Note that the Stream class and the buffer writers can be written and tested without requiring a parser.

michaelrj updated this revision to Diff 402139.Jan 21 2022, 4:56 PM

minor formatting fixes

I think that the ideas you have proposed are good ones, but I think that sticking with the function oriented approach is better than changing to the stream oriented approach.

To start off with, the parsing, formatting, and production functions are all already separate (see parse_format_specifier_sequential, string_conversion, and the OutputBuffer class respectively). These can be tested separately, and I plan on making the future conversions tested separately by default, although I haven't set up separate testing for the string conversions since to test the completed sprintf function we need at least one conversion, and so using the string conversion for testing there works nicely.

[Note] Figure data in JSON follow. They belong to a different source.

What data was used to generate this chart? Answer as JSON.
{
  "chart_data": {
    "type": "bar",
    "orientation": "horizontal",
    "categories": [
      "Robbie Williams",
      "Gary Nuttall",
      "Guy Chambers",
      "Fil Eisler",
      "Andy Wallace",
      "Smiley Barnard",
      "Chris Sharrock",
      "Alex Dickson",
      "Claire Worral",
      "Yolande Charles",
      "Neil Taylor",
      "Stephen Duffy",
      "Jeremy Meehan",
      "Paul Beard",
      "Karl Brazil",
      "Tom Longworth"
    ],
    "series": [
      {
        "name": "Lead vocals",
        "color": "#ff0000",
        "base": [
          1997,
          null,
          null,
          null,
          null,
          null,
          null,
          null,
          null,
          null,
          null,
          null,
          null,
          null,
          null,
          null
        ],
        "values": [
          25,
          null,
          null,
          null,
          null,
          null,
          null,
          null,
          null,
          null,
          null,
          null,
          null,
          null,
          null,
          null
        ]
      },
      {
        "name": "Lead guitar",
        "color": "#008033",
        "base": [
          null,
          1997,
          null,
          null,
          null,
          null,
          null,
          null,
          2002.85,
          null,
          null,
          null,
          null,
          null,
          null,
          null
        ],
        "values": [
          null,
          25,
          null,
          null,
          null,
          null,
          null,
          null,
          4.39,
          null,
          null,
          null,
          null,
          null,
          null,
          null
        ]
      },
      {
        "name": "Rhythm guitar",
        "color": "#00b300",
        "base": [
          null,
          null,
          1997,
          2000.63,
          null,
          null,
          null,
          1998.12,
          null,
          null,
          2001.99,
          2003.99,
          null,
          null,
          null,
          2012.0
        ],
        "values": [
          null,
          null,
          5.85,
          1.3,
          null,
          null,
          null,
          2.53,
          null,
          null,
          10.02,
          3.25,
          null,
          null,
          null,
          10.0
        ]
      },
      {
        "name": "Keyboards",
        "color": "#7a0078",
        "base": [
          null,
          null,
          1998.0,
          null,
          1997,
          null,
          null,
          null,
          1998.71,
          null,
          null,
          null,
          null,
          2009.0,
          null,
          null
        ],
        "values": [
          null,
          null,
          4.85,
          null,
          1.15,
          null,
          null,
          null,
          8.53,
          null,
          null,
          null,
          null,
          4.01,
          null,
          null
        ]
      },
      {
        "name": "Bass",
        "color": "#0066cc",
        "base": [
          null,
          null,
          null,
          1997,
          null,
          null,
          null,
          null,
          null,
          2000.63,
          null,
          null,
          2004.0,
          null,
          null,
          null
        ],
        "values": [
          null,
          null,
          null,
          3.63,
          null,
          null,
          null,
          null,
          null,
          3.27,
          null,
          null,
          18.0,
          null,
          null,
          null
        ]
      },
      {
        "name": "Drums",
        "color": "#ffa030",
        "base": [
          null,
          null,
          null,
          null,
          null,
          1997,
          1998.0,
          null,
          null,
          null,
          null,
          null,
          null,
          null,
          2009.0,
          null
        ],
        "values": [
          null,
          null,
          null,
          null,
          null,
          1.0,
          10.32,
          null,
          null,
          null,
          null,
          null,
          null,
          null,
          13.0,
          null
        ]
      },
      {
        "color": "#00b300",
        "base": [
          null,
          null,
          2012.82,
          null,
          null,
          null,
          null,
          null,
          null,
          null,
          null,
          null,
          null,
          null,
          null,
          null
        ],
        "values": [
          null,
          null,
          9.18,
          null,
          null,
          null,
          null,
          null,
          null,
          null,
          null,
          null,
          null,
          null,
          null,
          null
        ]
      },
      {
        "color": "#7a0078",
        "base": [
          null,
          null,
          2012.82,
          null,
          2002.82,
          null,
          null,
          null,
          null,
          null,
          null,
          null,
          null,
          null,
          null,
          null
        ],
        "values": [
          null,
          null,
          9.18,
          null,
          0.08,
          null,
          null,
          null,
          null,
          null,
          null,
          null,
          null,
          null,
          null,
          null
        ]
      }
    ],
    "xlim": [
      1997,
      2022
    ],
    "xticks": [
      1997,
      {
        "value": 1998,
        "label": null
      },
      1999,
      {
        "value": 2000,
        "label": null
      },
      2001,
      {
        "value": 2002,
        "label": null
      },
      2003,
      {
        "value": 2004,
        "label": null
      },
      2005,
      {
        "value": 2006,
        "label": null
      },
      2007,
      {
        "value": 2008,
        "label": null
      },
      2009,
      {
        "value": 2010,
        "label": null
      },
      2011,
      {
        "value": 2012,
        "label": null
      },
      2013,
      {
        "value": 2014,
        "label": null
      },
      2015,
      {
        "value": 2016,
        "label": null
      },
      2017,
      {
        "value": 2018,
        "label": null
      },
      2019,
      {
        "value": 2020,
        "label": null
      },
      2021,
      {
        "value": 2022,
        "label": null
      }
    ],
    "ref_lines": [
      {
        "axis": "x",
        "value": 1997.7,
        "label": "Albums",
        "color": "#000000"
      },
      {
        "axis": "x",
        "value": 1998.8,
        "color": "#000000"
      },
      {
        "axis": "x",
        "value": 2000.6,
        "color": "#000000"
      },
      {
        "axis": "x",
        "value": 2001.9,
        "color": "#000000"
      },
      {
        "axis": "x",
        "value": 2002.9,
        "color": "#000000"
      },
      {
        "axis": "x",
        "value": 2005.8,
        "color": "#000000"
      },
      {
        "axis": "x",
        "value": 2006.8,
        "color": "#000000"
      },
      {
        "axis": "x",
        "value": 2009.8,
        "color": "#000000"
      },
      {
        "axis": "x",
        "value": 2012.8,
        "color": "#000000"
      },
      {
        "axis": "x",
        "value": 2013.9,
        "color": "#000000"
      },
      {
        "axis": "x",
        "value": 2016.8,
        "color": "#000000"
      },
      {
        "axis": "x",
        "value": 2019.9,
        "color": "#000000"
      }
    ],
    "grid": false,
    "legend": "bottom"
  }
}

In general concept, the stream oriented and function oriented approaches are basically the same, the main difference being that for the existing function oriented approach there isn't an overarching stream class storing the flags and options, they're just passed as arguments to each function. For production the OutputBuffer class takes strings and appends them to the end of its buffer, the only difference being that it uses the write function instead of the stream operators.

The most important part, in my opinion, is that the function oriented approach is already implemented, and for your other suggestions I can add them to the existing implementation (e.g. changing the way that the buffer is stored in the OutputBuffer). I don't see any particular improvements by adopting the stream approach that make it worth refactoring the implementation.

michaelrj abandoned this revision.Feb 11 2022, 11:41 AM

This version of printf has issues that are not easily fixed. It is being redesigned, and a new patch will be made.